Spatial patterns of reproductive success: GLMs
Months of occurrence of reproductively successful deer was positively related to anthropogenic landscape features, as well as natural landscape features. Models with petroleum features best explained deer with fawn occurrence, thus corroborating the multi-state occupancy models. Occurrence of deer with fawns increased with increasing seismic line density, 3D seismic line density, pipeline density, and deciduous forest cover; model 31 (AICw = 0.88) and 29 (AICw = 0.11) together carried 99% of the weight of evidence (Table 2; Table S3). The effect size (model β coefficients) of seismic lines on the occurrence of fawns was 100 times greater than the effect size of the best natural landcover feature: upland deciduous forests (Fig. 3). Projected across the northeast boreal forest surrounding the study area, areas of higher probability of deer reproduction correspond to intensive development (Fig. 4).
Discussion
As mammal distributions shift with climate change, decrease with habitat loss or capitalize upon change to invade, understanding the features facilitating reproduction in once barrens landscapes allow us to elucidate, and address, those mechanisms of change. Global camera-trap networks coupled with spatial distribution models can yield these insights.

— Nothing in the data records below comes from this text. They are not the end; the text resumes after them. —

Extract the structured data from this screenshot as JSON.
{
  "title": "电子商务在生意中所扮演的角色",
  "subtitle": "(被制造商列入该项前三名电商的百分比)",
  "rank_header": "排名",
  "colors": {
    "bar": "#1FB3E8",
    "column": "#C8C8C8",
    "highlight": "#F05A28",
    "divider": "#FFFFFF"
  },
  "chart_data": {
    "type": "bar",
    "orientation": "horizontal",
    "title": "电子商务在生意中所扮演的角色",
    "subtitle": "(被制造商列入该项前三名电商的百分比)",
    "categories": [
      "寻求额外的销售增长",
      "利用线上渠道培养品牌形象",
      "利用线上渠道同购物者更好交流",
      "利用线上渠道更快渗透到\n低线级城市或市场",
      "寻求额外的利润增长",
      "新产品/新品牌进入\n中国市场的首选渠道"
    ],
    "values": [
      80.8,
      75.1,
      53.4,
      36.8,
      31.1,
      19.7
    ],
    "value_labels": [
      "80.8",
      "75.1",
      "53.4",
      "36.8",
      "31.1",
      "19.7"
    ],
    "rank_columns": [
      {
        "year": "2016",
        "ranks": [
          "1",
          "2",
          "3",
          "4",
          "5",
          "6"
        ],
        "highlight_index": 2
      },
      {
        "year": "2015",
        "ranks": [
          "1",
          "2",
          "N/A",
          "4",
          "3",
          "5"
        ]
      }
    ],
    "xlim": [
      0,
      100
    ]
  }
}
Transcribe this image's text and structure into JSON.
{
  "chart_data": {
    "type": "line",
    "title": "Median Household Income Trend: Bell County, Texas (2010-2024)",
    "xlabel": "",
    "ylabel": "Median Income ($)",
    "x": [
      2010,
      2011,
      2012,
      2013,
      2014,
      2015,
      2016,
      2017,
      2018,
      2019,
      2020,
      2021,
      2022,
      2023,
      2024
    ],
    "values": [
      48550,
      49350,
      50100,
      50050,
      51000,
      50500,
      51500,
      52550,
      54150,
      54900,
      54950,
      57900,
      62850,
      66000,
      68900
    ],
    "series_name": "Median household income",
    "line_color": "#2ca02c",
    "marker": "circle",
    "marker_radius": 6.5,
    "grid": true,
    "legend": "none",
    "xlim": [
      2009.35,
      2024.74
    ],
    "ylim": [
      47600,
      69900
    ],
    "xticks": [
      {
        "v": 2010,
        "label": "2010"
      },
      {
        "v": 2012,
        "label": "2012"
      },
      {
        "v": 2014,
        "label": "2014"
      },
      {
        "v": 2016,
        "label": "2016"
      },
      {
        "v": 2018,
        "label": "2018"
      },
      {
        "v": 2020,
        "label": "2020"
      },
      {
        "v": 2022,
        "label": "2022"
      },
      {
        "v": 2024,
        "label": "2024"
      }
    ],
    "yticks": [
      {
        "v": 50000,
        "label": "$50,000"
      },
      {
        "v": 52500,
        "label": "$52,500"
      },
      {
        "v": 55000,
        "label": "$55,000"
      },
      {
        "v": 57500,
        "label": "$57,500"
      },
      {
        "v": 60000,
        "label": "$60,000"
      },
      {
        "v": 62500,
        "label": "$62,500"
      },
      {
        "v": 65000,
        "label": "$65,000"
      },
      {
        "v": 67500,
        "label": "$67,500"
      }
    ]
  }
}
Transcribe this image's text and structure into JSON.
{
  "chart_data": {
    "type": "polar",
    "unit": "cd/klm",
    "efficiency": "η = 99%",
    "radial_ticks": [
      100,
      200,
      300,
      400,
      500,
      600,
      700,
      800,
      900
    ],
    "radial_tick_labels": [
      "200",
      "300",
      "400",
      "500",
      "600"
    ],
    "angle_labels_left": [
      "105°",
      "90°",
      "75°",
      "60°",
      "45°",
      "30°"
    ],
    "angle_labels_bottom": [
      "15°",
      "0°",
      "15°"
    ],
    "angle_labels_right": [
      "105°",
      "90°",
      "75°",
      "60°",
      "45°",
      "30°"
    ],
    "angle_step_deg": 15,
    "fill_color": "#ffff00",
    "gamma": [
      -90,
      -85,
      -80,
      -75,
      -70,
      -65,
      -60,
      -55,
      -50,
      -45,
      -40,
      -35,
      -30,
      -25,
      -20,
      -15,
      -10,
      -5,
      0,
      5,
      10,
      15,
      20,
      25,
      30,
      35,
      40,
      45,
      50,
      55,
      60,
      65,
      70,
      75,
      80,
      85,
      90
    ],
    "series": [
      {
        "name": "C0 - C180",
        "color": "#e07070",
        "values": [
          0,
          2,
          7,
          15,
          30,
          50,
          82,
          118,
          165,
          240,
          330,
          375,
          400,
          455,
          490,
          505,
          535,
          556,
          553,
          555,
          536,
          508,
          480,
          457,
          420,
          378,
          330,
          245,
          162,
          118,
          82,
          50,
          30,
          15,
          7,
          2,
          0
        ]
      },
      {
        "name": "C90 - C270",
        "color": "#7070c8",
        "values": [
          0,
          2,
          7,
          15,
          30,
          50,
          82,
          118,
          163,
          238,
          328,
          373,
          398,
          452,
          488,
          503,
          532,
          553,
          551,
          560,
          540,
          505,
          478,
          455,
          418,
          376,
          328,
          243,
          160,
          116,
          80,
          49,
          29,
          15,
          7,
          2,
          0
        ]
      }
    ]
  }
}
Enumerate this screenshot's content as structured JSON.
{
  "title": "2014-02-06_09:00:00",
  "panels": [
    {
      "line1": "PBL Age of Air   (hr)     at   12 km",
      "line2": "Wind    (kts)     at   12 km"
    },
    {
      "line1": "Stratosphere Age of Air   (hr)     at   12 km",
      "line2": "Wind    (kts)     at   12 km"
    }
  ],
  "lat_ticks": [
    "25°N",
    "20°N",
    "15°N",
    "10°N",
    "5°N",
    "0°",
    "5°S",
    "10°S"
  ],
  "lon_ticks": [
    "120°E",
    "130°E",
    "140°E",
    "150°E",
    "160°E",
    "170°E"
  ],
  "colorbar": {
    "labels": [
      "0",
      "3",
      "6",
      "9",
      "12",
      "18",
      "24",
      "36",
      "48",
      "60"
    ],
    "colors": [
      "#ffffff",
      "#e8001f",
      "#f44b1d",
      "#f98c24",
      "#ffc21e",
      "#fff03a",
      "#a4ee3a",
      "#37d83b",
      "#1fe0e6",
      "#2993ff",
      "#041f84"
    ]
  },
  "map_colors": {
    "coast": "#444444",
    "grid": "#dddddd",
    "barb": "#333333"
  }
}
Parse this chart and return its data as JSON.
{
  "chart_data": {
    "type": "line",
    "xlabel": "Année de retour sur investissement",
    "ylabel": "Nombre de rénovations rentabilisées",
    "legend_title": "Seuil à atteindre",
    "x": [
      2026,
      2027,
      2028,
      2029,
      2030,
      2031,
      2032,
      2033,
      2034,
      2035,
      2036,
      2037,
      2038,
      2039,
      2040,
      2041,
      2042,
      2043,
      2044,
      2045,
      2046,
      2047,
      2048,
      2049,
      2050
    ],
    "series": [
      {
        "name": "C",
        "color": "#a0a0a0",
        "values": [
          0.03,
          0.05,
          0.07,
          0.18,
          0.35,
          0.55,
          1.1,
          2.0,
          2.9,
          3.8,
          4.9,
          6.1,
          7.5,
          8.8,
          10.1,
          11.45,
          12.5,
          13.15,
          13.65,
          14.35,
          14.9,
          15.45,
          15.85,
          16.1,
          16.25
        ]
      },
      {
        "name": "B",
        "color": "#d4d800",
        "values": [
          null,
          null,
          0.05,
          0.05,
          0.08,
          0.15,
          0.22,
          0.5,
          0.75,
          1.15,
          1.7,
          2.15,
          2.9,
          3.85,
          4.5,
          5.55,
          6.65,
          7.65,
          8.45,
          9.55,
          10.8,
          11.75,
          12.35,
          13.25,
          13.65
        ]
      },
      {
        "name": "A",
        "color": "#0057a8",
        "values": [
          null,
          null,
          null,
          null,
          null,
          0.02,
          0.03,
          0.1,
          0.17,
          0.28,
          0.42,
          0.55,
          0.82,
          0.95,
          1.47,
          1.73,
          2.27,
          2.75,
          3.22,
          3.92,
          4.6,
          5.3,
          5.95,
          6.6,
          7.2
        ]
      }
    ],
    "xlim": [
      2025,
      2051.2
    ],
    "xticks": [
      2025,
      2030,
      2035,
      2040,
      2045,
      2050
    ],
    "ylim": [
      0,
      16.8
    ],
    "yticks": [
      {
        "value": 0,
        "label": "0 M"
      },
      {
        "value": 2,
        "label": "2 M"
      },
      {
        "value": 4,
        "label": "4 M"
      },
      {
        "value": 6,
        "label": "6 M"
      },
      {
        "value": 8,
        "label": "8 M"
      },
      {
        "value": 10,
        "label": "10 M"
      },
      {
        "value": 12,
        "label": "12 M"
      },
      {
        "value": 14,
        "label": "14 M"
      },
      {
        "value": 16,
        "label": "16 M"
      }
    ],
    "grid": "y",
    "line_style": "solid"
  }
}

In our example widespread landscape change from energy extraction is strongly linked to white-tailed deer reproduction where they have invaded the western Nearctic boreal forest. Deer invasion of the cold northern latitudes is consequent to expansion from southern agricultural areas, a continental phenomenon borne from widespread conversion of mature forest into early seral vegetation (Côté et al. 2004; Heffelfinger 2011). In the last few decades, new advances in forest harvesting and the dramatic growth of energy exploration and extraction have radically altered the Alberta boreal landscape (Pickell, Andison & Coops 2013; Pickell et al. 2015). The density of petroleum exploration “seismic” lines in the landscape had a 100 times greater effect on deer breeding success than did natural deciduous forest, an important predictor of adult white-tailed deer individual habitat selection and distribution (Darlington 2018; Fisher & Burton 2018; Fisher et al. 2020). Although we hypothesized that forest harvesting might play a substantial role (Fisher & Wilkinson 2005), we found no evidence to support this; and petroleum extraction features are much more widespread than forest harvest blocks in this region (Pickell, Andison & Coops 2013; Pickell et al. 2015). We conclude that the 1000s of kilometres of seismic lines, as well as pipelines and 3D seismic lines, spread across the western Nearctic boreal forest play a significant role in facilitating the northward expansion of white-tailed deer.
The mechanism for the relationship between linear features and deer reproductive success is centred on available forage. Nutrition affects ungulates’ probability of pregnancy, over-winter survival, parturition, and neonatal survival (Parker, Barboza & Gillingham 2009; Hewitt 2011). Greater nutrition from abundant available forage prevents metabolic stress, increasing deer survivorship and reproductive success (Hewitt 2011). However forage biomass is in itself not a good predictor of deer nutrition, as forage distribution relative to inedible vegetation plays a significant role (Spalinger & Hobbs 1992). In this landscape, abundant edible forage is available in linear features (Finnegan, MacNearney & Pigeon 2018; Finnegan, Pigeon & MacNearney 2019; MacDonald et al. 2020), and may be especially important in spring during green-up, when energetic demands of gestation are great (Pekins, Smith & Mautz 1998).
Research on deer pregnancy rates and recruitment suggests that female age and body condition affect breeding success (Ozoga, Verme & Bienz 1982; Ozoga & Verme 1986; Verme 1989; DelGiudice, Lenarz & Powell 2007); body condition, in turn, is primarily a function of nutrition afforded by available browse (Hewitt 2011). Winter induces substantial metabolic costs on white-tailed deer, but pregnancy and lactation induces markedly greater metabolic costs on females (Pekins, Smith & Mautz 1998; Therrien et al. 2008; Ditchkoff 2011). If female deer in this landscape were metabolically stressed after severe winters, female mortality, small fawns with low survival (Ditchkoff 2011), and starvation-induced abortions (Worden 1992, in Pekins et al. 1998) might be expected to reduce reproductive success. If the early seral vegetation abundant in anthropogenic landscape features provides forage subsidies, then metabolic costs would be offset and reproductive success enhanced. We contend our evidence here, as well as corroborating past research on adult deer showing positive links to anthropogenic features (Darlington 2018; Fisher & Burton 2018), strongly infers that landscape change is enhancing breeding success and hence, facilitating and maintaining boreal deer invasions.